Na mesma linha, Stoler (2013) e Collins (2013) demonstram que, menos que representações fixas de uma história passada, as ruínas, para que alcancem produtividade analítica, devem ser compreendidas como elementos em atividade que geram efeitos nas paisagens, nas sensibilidades e nos corpos dos sujeitos que por elas são afetados. O caso dos centrais desativados é um exemplo interessante de como os habitantes dos bateyes sabem, com versatilidade e astúcia, lidar com aquilo que os toca, recorda incessantemente e enferruja a paisagem. Muitos deles, como salientam, impossibilitados de abandonar suas casas em busca de lugares com mais movimento, não conseguem proteger-se de toda a ferragem que prolifera. Sem saída, são obrigados a habitá-las, ressignificá-las, transformá-las de acordo com aquilo que têm disponível como instrumentos de ação e criação.

 

 

 

O desmantelamento parece ser a revelação de um tesouro a ser carregado, explorado, remontado, redefinido, reposto (Del Real e Pertierra 2008; Pertierra 2010; Schwenkel 2012, 2013; Navaro-Yashin 2007). Desmantelar, sugeriria, não é desfazer. É des-manter, des-cuidar, des-montar, des-fazer. A arquitetura dos centrais, quando removida de seus pontos e ajuntada em outros para conformar estruturas nem sempre esperadas, aparece como objetos móveis que solucionam necessidades do fazer cotidiano e reconstituem a vida; uma arquitetura que se relaciona com materiais vários para arranjar vias de escapar de ao menos parte de um grupo de carências, do qual os objetos e as casas participam. Uma redistribuição de peças que, na criatividade, mas não sem desgaste, repõe parcela do que falta.[27]

Conclusão: silêncios

As descrições e análises etnográficas amarradas neste artigo tomaram como elemento principal as recordações (i)materiais de moradores de bateyes afetados pela reestruturação desmantelada do campo açucareiro.

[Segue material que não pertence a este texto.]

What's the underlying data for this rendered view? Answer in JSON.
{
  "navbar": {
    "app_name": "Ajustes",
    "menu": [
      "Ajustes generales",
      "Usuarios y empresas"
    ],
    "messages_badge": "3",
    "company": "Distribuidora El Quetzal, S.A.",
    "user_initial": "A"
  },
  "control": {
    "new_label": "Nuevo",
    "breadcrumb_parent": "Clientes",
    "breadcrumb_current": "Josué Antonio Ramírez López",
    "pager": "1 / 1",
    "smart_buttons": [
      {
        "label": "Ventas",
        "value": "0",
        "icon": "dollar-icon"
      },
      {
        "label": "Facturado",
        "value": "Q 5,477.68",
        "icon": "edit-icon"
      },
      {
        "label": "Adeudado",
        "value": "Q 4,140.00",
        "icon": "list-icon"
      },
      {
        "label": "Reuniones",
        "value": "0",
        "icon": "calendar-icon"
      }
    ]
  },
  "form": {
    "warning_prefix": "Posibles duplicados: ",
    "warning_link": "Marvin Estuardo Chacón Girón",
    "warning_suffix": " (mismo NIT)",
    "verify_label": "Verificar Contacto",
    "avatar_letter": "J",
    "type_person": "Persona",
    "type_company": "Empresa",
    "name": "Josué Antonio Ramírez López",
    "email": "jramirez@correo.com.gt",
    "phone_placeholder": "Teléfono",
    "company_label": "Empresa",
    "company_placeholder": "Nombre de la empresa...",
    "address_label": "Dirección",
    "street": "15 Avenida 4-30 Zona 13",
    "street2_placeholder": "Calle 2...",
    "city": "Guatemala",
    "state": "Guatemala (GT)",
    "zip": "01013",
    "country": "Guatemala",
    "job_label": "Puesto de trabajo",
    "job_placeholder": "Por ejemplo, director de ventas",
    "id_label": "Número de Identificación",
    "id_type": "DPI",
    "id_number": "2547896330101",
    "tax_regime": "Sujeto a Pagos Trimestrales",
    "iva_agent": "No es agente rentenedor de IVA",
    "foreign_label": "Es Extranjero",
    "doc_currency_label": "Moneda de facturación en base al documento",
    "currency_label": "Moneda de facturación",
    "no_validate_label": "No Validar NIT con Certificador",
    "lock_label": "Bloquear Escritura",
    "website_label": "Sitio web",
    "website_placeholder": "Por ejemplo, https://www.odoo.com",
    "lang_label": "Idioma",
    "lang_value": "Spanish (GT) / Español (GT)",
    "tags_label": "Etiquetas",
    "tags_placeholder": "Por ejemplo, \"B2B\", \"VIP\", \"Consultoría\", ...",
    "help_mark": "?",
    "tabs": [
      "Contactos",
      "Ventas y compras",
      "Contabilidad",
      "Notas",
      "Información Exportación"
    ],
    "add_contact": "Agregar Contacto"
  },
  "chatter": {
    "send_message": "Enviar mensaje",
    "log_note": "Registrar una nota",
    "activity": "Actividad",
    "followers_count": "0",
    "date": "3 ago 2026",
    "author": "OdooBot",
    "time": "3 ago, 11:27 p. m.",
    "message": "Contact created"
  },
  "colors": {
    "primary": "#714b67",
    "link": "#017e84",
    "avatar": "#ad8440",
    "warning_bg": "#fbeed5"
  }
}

A partir delas, apresentei uma paisagem esquecida pelos estudos antropológicos contemporâneos sobre Cuba, normalmente interessados em questões como religião, raça, gênero, turismo, transição econômica, dolarização e sociedade civil nos grandes centros urbanos (Fernandes 2004, 2010; Hearn 2008; Hernandez-Reguant 2009; Holbraad 2002; Roland 2010; Ryer 2006). É indubitável a amplitude e a relevância dessas pesquisas para uma cartografia das novas configurações sociais de Cuba, das “versões [nativas] de socialismo” (Rosendahl 1997) e também das compatibilidades e dos antagonismos com o capitalismo globalizado. Não obstante, a diversidade temática não tem como correspondente direto uma variedade de lugares etnografados – os trabalhos circunscrevem-se às capitais, sobretudo Havana, convertida em metonímia da ilha. Outras zonas – e discussões que poderiam advir do estudo delas – são relegadas ao segundo plano ou, no pior dos casos, apagadas.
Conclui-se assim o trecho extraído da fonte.